Topdressing helps reduce thatch also by simply burying it, which dilutes the amount of the organic material in a given volume. As I mentioned in an earlier post, topdressing also keeps the putting surface true and smooth which helps increase green-speed. Topdressing also can be beneficial when drainage is an issue. As the sand layer builds up it creates a free draining layer for water to move through to drainage channels, which are essential so the water has somewhere to go.


Diluted thatch (mat) and topdressing layer on a green

And finally; why do we do it when we do?
There are a number of factors that influence the timing of aeration. Non-evasive aeration, like needletining, can be carried out pretty much anytime as it does not affect the playabilty of the course; however hollow tine aeration needs to be carefully planned. 
Recovery time drives the timing. The turf should be aerated at a time that minimizes the down time for the course. On average a course can be fully back in play within three weeks from the start of aeration. This period depends on how aggressive the aeration was and how long it took to complete. Sometimes the process itself can take 4-5 days but full recovery should be within 2 weeks from completion provided the weather is conducive to growth. 


Here at LedgeRock we used to aerate as soon as we could in the spring; We usually had all the greens completed by the end of March, which was ideal as it was out of the way and all resources could be directed to prepping the course for the season. The downside was that it took until late April to early May to heal. This is due to the fact the soil temperatures are not consistently warm enough for turf growth until that time. As discussed back in the spring, the slow warm up delayed recovery even further. The decision was made about 4-5 years ago to move our spring aeration to mid- April, when the soils usually start to warm up, so that the course would be playable longer if March and early April were nice. By doing this, recovery time is usually in the 3 week range as opposed to 6-8 as it was when we first started. 


For a similar reason, it was moved to an earlier date in the fall. It was scheduled right after Labor day, however, the temperatures started dropping and recovery slowed. In 2007 there were traces of aeration holes all winter, right up until the spring aeration; almost 7 months! Admittedly they are not all great months for golfing but had they been aerated earlier, they would have been fully healed by mid - September, leaving 6 months of quality surfaces.

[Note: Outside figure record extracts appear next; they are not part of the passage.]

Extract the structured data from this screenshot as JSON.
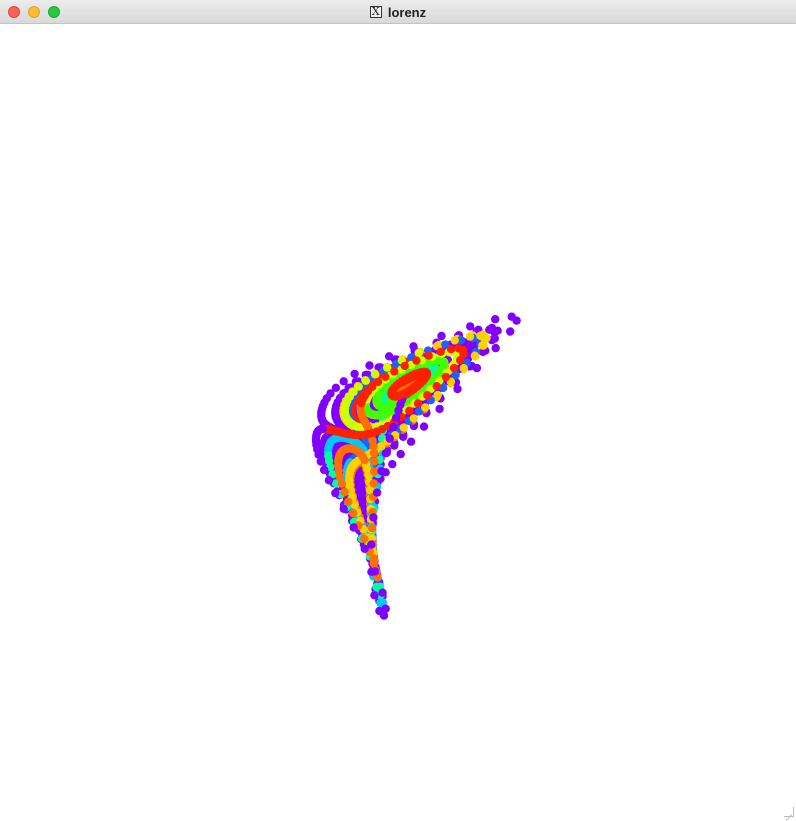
{
  "window": {
    "title": "lorenz",
    "app_icon": "x11-icon",
    "controls": [
      "close-button",
      "minimize-button",
      "zoom-button"
    ]
  },
  "plot": {
    "name": "lorenz-attractor",
    "background": "#ffffff",
    "palette": [
      "#8000ff",
      "#2060ff",
      "#00c8ff",
      "#00ffa0",
      "#40ff00",
      "#d0ff00",
      "#ffd000",
      "#ff7000",
      "#ff2000"
    ]
  }
}
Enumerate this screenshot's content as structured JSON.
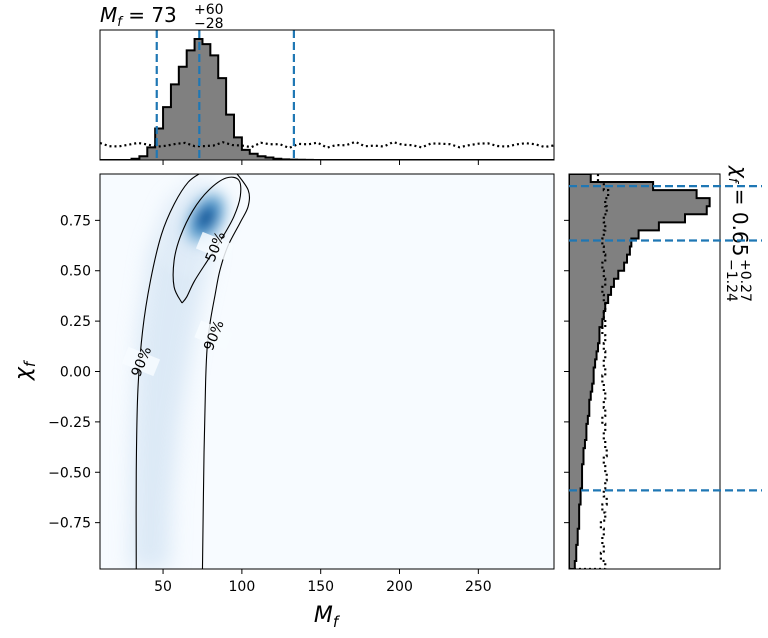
{
  "chart_data": [
    {
      "type": "heatmap",
      "panel": "joint",
      "xlabel": "M_f",
      "ylabel": "χ_f",
      "xlim": [
        10,
        298
      ],
      "ylim": [
        -0.98,
        0.98
      ],
      "xticks": [
        50,
        100,
        150,
        200,
        250
      ],
      "xtick_labels": [
        "50",
        "100",
        "150",
        "200",
        "250"
      ],
      "yticks": [
        0.75,
        0.5,
        0.25,
        0.0,
        -0.25,
        -0.5,
        -0.75
      ],
      "ytick_labels": [
        "0.75",
        "0.50",
        "0.25",
        "0.00",
        "−0.25",
        "−0.50",
        "−0.75"
      ],
      "density_peak": {
        "x": 80,
        "y": 0.78
      },
      "colormap": "Blues",
      "contours": [
        {
          "label": "50%",
          "points": [
            [
              62,
              0.34
            ],
            [
              57,
              0.42
            ],
            [
              57,
              0.55
            ],
            [
              61,
              0.67
            ],
            [
              69,
              0.8
            ],
            [
              79,
              0.9
            ],
            [
              90,
              0.96
            ],
            [
              98,
              0.95
            ],
            [
              99,
              0.87
            ],
            [
              95,
              0.77
            ],
            [
              88,
              0.67
            ],
            [
              79,
              0.56
            ],
            [
              70,
              0.45
            ],
            [
              65,
              0.37
            ],
            [
              62,
              0.34
            ]
          ]
        },
        {
          "label": "90%",
          "points": [
            [
              33,
              -0.98
            ],
            [
              33,
              -0.5
            ],
            [
              34,
              -0.1
            ],
            [
              37,
              0.2
            ],
            [
              42,
              0.45
            ],
            [
              49,
              0.68
            ],
            [
              57,
              0.83
            ],
            [
              66,
              0.94
            ],
            [
              75,
              0.99
            ]
          ]
        },
        {
          "label": "90%",
          "points": [
            [
              96,
              0.99
            ],
            [
              104,
              0.9
            ],
            [
              104,
              0.82
            ],
            [
              99,
              0.74
            ],
            [
              91,
              0.62
            ],
            [
              86,
              0.5
            ],
            [
              83,
              0.38
            ],
            [
              80,
              0.25
            ],
            [
              78,
              0.12
            ],
            [
              77,
              -0.05
            ],
            [
              76,
              -0.4
            ],
            [
              75,
              -0.98
            ]
          ]
        }
      ],
      "contour_labels": [
        {
          "text": "50%",
          "x": 83,
          "y": 0.62
        },
        {
          "text": "90%",
          "x": 36,
          "y": 0.05
        },
        {
          "text": "90%",
          "x": 82,
          "y": 0.18
        }
      ]
    },
    {
      "type": "histogram",
      "panel": "top-marginal",
      "title_lhs": "M_f",
      "title_value": "73",
      "title_plus": "+60",
      "title_minus": "−28",
      "xlim": [
        10,
        298
      ],
      "bin_edges": [
        10,
        15,
        20,
        25,
        30,
        35,
        40,
        45,
        50,
        55,
        60,
        65,
        70,
        75,
        80,
        85,
        90,
        95,
        100,
        105,
        110,
        115,
        120,
        125,
        130,
        135,
        140,
        145,
        150
      ],
      "posterior_counts": [
        0,
        0,
        0,
        0,
        0.01,
        0.03,
        0.1,
        0.25,
        0.42,
        0.6,
        0.74,
        0.87,
        0.96,
        0.92,
        0.83,
        0.65,
        0.36,
        0.18,
        0.08,
        0.05,
        0.03,
        0.02,
        0.01,
        0.005,
        0.003,
        0.002,
        0.001,
        0
      ],
      "prior_level": 0.12,
      "credible_lines": [
        46,
        73,
        133
      ]
    },
    {
      "type": "histogram",
      "panel": "right-marginal",
      "title_lhs": "χ_f",
      "title_value": "0.65",
      "title_plus": "+0.27",
      "title_minus": "−1.24",
      "ylim": [
        -0.98,
        0.98
      ],
      "bin_edges": [
        -0.98,
        -0.94,
        -0.9,
        -0.86,
        -0.82,
        -0.78,
        -0.74,
        -0.7,
        -0.66,
        -0.62,
        -0.58,
        -0.54,
        -0.5,
        -0.46,
        -0.42,
        -0.38,
        -0.34,
        -0.3,
        -0.26,
        -0.22,
        -0.18,
        -0.14,
        -0.1,
        -0.06,
        -0.02,
        0.02,
        0.06,
        0.1,
        0.14,
        0.18,
        0.22,
        0.26,
        0.3,
        0.34,
        0.38,
        0.42,
        0.46,
        0.5,
        0.54,
        0.58,
        0.62,
        0.66,
        0.7,
        0.74,
        0.78,
        0.82,
        0.86,
        0.9,
        0.94,
        0.98
      ],
      "posterior_counts": [
        0.04,
        0.05,
        0.05,
        0.06,
        0.06,
        0.07,
        0.07,
        0.07,
        0.08,
        0.08,
        0.09,
        0.09,
        0.09,
        0.1,
        0.1,
        0.11,
        0.12,
        0.12,
        0.13,
        0.14,
        0.14,
        0.15,
        0.16,
        0.17,
        0.17,
        0.18,
        0.19,
        0.2,
        0.21,
        0.21,
        0.23,
        0.24,
        0.25,
        0.27,
        0.29,
        0.31,
        0.34,
        0.38,
        0.4,
        0.42,
        0.43,
        0.48,
        0.62,
        0.8,
        0.95,
        0.97,
        0.88,
        0.58,
        0.15
      ],
      "prior_counts": [
        0.25,
        0.22,
        0.24,
        0.23,
        0.24,
        0.22,
        0.25,
        0.23,
        0.26,
        0.24,
        0.25,
        0.26,
        0.25,
        0.24,
        0.26,
        0.25,
        0.24,
        0.25,
        0.23,
        0.25,
        0.24,
        0.25,
        0.24,
        0.23,
        0.25,
        0.24,
        0.25,
        0.24,
        0.25,
        0.23,
        0.25,
        0.24,
        0.25,
        0.24,
        0.23,
        0.25,
        0.24,
        0.23,
        0.25,
        0.24,
        0.23,
        0.24,
        0.25,
        0.24,
        0.26,
        0.25,
        0.27,
        0.24,
        0.2
      ],
      "credible_lines": [
        -0.59,
        0.65,
        0.92
      ]
    }
  ]
}
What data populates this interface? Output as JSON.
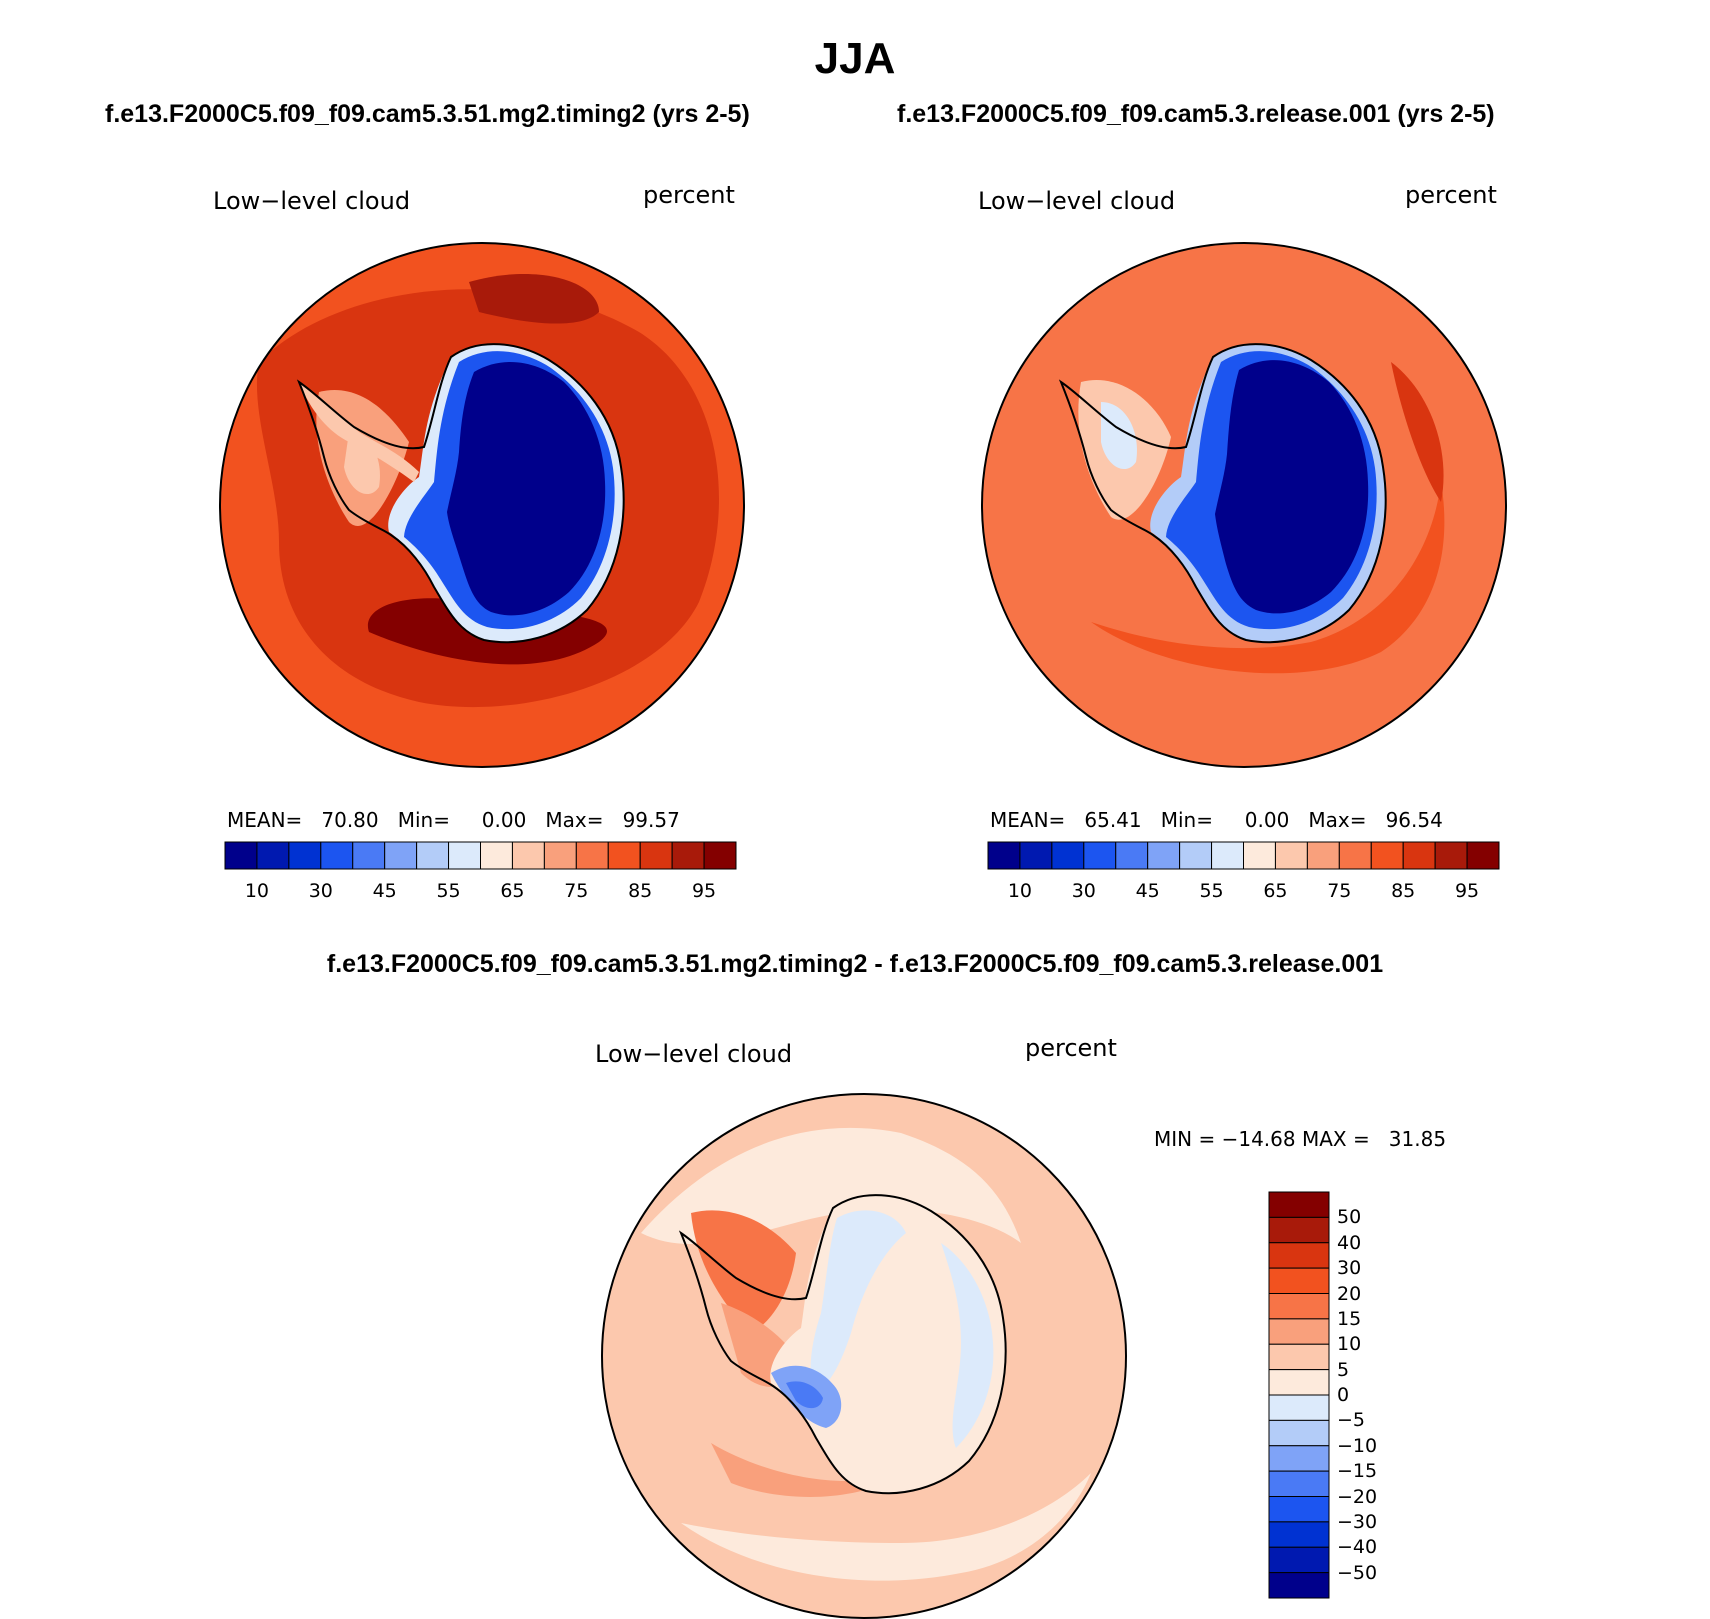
{
  "figure": {
    "title": "JJA",
    "left_case": "f.e13.F2000C5.f09_f09.cam5.3.51.mg2.timing2 (yrs 2-5)",
    "right_case": "f.e13.F2000C5.f09_f09.cam5.3.release.001 (yrs 2-5)",
    "diff_title": "f.e13.F2000C5.f09_f09.cam5.3.51.mg2.timing2 - f.e13.F2000C5.f09_f09.cam5.3.release.001"
  },
  "panels": {
    "left": {
      "variable": "Low−level cloud",
      "units": "percent",
      "mean_label": "MEAN=",
      "mean": "70.80",
      "min_label": "Min=",
      "min": "0.00",
      "max_label": "Max=",
      "max": "99.57"
    },
    "right": {
      "variable": "Low−level cloud",
      "units": "percent",
      "mean_label": "MEAN=",
      "mean": "65.41",
      "min_label": "Min=",
      "min": "0.00",
      "max_label": "Max=",
      "max": "96.54"
    },
    "diff": {
      "variable": "Low−level cloud",
      "units": "percent",
      "minmax": "MIN = −14.68 MAX =   31.85"
    }
  },
  "colorbars": {
    "abs_colors": [
      "#00008b",
      "#0019b0",
      "#0032d2",
      "#1c55f0",
      "#4a7af5",
      "#7fa3f7",
      "#b3ccf8",
      "#dceafb",
      "#fdeadc",
      "#fcc8ad",
      "#f9a07c",
      "#f77447",
      "#f2521f",
      "#d93510",
      "#a81a0a",
      "#840000"
    ],
    "abs_ticks": [
      "10",
      "30",
      "45",
      "55",
      "65",
      "75",
      "85",
      "95"
    ],
    "diff_colors": [
      "#00008b",
      "#0019b0",
      "#0032d2",
      "#1c55f0",
      "#4a7af5",
      "#7fa3f7",
      "#b3ccf8",
      "#dceafb",
      "#fdeadc",
      "#fcc8ad",
      "#f9a07c",
      "#f77447",
      "#f2521f",
      "#d93510",
      "#a81a0a",
      "#840000"
    ],
    "diff_ticks": [
      "50",
      "40",
      "30",
      "20",
      "15",
      "10",
      "5",
      "0",
      "−5",
      "−10",
      "−15",
      "−20",
      "−30",
      "−40",
      "−50"
    ]
  }
}
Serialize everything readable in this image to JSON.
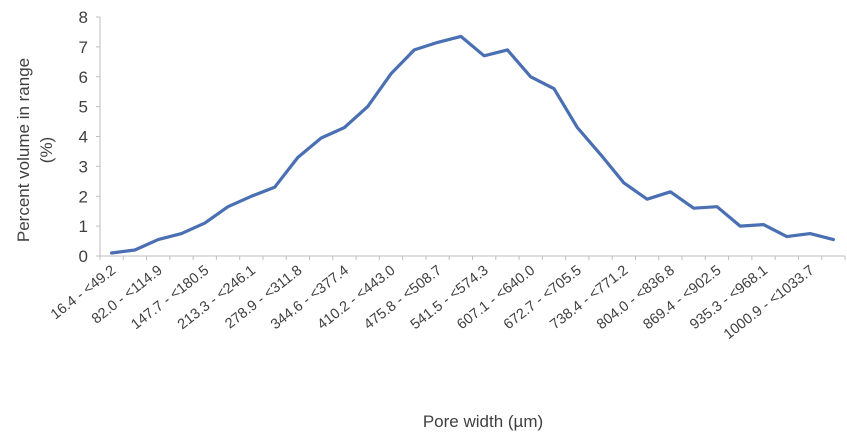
{
  "chart_data": {
    "type": "line",
    "title": "",
    "xlabel": "Pore width (µm)",
    "ylabel_line1": "Percent volume in range",
    "ylabel_line2": "(%)",
    "ylim": [
      0,
      8
    ],
    "y_ticks": [
      0,
      1,
      2,
      3,
      4,
      5,
      6,
      7,
      8
    ],
    "grid": false,
    "legend": "none",
    "color": "#4a6fb2",
    "x_tick_labels": [
      "16.4 - <49.2",
      "82.0 - <114.9",
      "147.7 - <180.5",
      "213.3 - <246.1",
      "278.9 - <311.8",
      "344.6 - <377.4",
      "410.2 - <443.0",
      "475.8 - <508.7",
      "541.5 - <574.3",
      "607.1 - <640.0",
      "672.7 - <705.5",
      "738.4 - <771.2",
      "804.0 - <836.8",
      "869.4 - <902.5",
      "935.3 - <968.1",
      "1000.9 - <1033.7"
    ],
    "series": [
      {
        "values": [
          0.1,
          0.2,
          0.55,
          0.75,
          1.1,
          1.65,
          2.0,
          2.3,
          3.3,
          3.95,
          4.3,
          5.0,
          6.1,
          6.9,
          7.15,
          7.35,
          6.7,
          6.9,
          6.0,
          5.6,
          4.3,
          3.4,
          2.45,
          1.9,
          2.15,
          1.6,
          1.65,
          1.0,
          1.05,
          0.65,
          0.75,
          0.55
        ]
      }
    ]
  }
}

The USGA also brought to my attention that moving these dates would greatly reduce Poa annua encroachment. Poa annua is a winter annual which likes cooler weather to bentgrass. By aerating earlier, the bentgrass is more competitive and can close up all the holes, not leaving any bare areas where Poa can get established. This is why you may see courses that are predominantly Poa, aerating when the temperatures are cooler. Since Poa is not as strong of a plant as bentgrass, the cooler temperatures also help it recover from the stress that the aeration procedures put the turf under; Poa would be more likely to die during the summer heat.


Of course you can run into issues if the weather changes a little, as happened to us this year; but the average pattern has to be used, otherwise there never would be a right time. 


This USGA article is a nice resource on the timing of aeration.
Have a great week and enjoy the beautiful weather!